The 13 Macau Says Hotel Property Lost $600M in Valued Assets in Latest Fiscal Year
Posted on: July 11, 2019, 01:00h.
Last updated on: July 11, 2019, 09:53h.
The 13, a $1.6 billion resort located in the southern section of Macau that was designed with an ultra-VIP casino in mind but remains a non-gaming property, is bleeding money. The parent company is warning shareholders to prepare for the worst.
In filings made this week with the Hong Kong Stock Exchange, parent company South Shore Holdings reveals it again lost more money in its latest fiscal year than in the previous one.
“The company expects to make an impairment of approximately HKD4.7 billion ($600 million) on the carrying amount of assets under the hotel segment in its financial statements for the year,” the filing declared.
Investopedia explains, “Impairment is an accounting principle that describes a permanent reduction in the value of a company’s asset, normally a fixed asset.”
The 13 opened in September without the casino most gaming analysts believe it desperately needs to attract the type of wealthy clientele the 201-room all-villa property desires.

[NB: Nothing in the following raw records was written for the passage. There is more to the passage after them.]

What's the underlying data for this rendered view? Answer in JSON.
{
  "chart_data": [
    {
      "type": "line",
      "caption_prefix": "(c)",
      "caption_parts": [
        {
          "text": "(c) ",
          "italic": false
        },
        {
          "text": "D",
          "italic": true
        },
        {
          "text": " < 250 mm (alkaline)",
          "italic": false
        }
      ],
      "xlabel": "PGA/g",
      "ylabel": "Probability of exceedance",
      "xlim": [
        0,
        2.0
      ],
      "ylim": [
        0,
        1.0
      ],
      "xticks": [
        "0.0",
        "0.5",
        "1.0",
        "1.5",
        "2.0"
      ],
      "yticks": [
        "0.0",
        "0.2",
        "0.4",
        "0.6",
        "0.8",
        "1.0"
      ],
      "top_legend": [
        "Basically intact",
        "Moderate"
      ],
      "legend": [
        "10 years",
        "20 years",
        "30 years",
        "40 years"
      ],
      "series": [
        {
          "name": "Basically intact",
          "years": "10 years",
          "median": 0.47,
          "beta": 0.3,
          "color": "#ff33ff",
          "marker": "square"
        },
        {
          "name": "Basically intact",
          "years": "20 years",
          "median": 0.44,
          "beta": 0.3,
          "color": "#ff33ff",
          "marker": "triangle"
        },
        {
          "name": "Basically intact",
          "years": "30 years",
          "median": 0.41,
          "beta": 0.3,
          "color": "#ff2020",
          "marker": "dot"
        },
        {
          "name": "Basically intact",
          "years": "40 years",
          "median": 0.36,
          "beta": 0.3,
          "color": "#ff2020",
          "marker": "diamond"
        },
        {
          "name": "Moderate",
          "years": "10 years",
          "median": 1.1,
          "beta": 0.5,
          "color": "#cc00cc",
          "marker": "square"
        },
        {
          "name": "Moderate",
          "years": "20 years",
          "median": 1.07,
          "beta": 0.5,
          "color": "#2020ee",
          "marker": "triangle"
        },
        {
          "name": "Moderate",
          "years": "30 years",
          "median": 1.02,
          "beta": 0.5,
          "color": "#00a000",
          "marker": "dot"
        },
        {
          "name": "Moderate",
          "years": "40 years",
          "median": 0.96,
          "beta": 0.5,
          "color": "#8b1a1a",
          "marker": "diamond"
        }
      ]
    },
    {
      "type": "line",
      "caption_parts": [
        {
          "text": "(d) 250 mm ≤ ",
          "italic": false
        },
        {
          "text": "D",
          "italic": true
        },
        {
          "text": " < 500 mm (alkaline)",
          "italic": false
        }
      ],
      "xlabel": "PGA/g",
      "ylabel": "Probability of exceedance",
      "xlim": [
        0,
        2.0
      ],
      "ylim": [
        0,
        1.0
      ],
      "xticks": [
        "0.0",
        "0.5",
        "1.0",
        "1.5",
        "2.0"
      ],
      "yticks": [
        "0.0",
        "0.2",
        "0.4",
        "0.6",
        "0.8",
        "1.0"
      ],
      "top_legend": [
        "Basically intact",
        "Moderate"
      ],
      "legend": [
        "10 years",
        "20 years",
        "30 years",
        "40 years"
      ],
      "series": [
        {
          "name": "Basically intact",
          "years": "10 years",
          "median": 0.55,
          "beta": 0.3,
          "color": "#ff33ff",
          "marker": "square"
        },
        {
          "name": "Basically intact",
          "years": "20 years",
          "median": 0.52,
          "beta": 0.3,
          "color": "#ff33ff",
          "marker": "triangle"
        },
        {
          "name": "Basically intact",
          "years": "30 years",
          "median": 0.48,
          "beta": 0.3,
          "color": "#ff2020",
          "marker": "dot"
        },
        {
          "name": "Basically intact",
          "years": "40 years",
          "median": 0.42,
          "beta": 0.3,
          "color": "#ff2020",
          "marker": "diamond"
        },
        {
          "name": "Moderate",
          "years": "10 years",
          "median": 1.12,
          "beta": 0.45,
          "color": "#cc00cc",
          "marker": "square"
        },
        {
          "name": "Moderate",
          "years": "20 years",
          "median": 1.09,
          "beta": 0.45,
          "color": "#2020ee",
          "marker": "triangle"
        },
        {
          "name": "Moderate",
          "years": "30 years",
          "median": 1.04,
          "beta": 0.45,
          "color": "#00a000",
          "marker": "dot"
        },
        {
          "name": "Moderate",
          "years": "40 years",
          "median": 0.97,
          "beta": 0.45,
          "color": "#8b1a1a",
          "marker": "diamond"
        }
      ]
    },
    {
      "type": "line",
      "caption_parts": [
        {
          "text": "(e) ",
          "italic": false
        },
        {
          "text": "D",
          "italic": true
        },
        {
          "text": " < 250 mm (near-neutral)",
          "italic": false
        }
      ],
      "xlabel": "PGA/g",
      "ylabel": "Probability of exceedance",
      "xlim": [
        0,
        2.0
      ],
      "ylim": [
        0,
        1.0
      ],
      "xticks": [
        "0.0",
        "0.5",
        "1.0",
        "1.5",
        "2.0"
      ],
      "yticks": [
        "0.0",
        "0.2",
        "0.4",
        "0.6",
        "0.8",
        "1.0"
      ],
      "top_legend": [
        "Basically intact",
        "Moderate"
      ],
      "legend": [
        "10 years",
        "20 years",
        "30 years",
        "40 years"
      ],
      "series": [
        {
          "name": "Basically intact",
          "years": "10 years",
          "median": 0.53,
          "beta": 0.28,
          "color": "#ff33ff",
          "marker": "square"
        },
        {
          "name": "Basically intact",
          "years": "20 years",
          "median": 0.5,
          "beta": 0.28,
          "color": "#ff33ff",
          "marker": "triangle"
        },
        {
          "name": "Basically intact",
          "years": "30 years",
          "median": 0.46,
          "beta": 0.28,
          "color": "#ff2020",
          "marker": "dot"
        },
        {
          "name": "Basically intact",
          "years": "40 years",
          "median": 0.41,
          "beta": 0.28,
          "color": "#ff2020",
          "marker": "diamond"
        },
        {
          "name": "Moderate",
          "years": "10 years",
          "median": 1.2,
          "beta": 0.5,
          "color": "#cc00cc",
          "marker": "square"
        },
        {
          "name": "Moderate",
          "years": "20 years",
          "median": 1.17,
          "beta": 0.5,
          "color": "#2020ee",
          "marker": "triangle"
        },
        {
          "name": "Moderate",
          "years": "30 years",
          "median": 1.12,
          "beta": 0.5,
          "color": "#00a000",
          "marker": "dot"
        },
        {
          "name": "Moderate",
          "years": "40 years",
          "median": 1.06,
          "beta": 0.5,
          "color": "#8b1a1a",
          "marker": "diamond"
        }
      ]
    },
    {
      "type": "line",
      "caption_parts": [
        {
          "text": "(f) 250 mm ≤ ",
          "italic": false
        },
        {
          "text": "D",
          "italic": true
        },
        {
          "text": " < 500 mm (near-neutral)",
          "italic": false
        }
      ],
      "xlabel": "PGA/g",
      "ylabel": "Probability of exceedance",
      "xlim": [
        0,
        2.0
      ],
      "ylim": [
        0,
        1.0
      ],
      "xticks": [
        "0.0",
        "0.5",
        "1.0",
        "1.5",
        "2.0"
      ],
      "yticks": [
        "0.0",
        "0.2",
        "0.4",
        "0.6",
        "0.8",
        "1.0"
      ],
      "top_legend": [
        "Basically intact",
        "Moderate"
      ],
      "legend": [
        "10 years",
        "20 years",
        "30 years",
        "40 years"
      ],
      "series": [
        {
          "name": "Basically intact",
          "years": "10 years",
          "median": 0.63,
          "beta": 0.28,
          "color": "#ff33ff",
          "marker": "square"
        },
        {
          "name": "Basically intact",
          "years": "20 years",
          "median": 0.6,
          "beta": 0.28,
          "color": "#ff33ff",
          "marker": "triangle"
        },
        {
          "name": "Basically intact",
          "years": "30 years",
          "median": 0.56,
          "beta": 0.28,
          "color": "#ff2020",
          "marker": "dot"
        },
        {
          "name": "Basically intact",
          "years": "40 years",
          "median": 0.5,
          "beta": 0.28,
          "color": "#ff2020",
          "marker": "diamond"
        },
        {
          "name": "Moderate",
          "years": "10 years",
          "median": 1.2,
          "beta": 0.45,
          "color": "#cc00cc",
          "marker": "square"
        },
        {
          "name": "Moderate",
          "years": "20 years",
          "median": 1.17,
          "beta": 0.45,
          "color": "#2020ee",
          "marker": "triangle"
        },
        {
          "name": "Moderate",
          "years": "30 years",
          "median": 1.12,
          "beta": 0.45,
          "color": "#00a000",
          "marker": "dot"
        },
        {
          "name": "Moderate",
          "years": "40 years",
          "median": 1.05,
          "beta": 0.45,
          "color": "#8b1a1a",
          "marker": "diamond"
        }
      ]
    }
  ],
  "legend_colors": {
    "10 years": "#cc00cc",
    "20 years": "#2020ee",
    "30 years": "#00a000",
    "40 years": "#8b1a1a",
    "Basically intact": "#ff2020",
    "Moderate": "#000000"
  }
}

Trading of South Shore Holdings was stopped on June 28. The stock closed that day at HKD0.22, which is just shy of a measly three pennies. Trading will remain suspended as the company works to finalize its fiscal year-end statement.
South Shore disposed of its 51.76 percent interest in Paul Y. Engineering in June of 2017 for $38.37 million. “We believe it is timely for the disposal to take place so that the management team can focus more time and resources on the core hotel business,” South Shore Chairman Paul Cooker said.
Developer Stephen Hung – the flamboyant Hong Kong businessman who envisioned The 13 – sold the stake in Paul Y in 2017 at a deep discount to South Shore in order to keep the resort’s finances in order.
Hung has since resigned from the company amid investor revolt. Shares, today worth less than three pennies each, were soaring in 2014 when the billionaire announced a public offering in his Macau casino project.
China President Xi Jinping’s crackdown on VIP junket groups that year led to many of the travel groups that were catering to the mainland’s wealthiest citizens to close up shop. As a result, there were fewer high rollers in Macau, and gross gaming plummeted from $45 billion in 2013 to less than $28 billion three years later.
Despite other casinos diversifying their properties to appeal to more of the mass market, Hung pressed on with his ultra-luxury project. He spent $20 million on 30 Rolls-Royce Phantoms to serve as guest shuttles, 24 of which were sold at a deep discount last month.
The 13 stands more than a mile south of The Parisian, which is the southernmost end of the Cotai Strip where multibillion-dollar casino resorts are lined. The red hotel is a towering reminder of the days when the VIP was fueling the gaming industry in the world’s richest gambling hub. Now, it’s the mass market and increased tourism.
Travelers who have stayed at The 13 have given mixed reviews. A verified Expedia user explained, “The rooms are incredibly extravagant. I’ve never stayed anywhere so lavishly decorated. However – the pool was closed and the pool area looked unfinished, many areas of the hotel where unopened or unused.”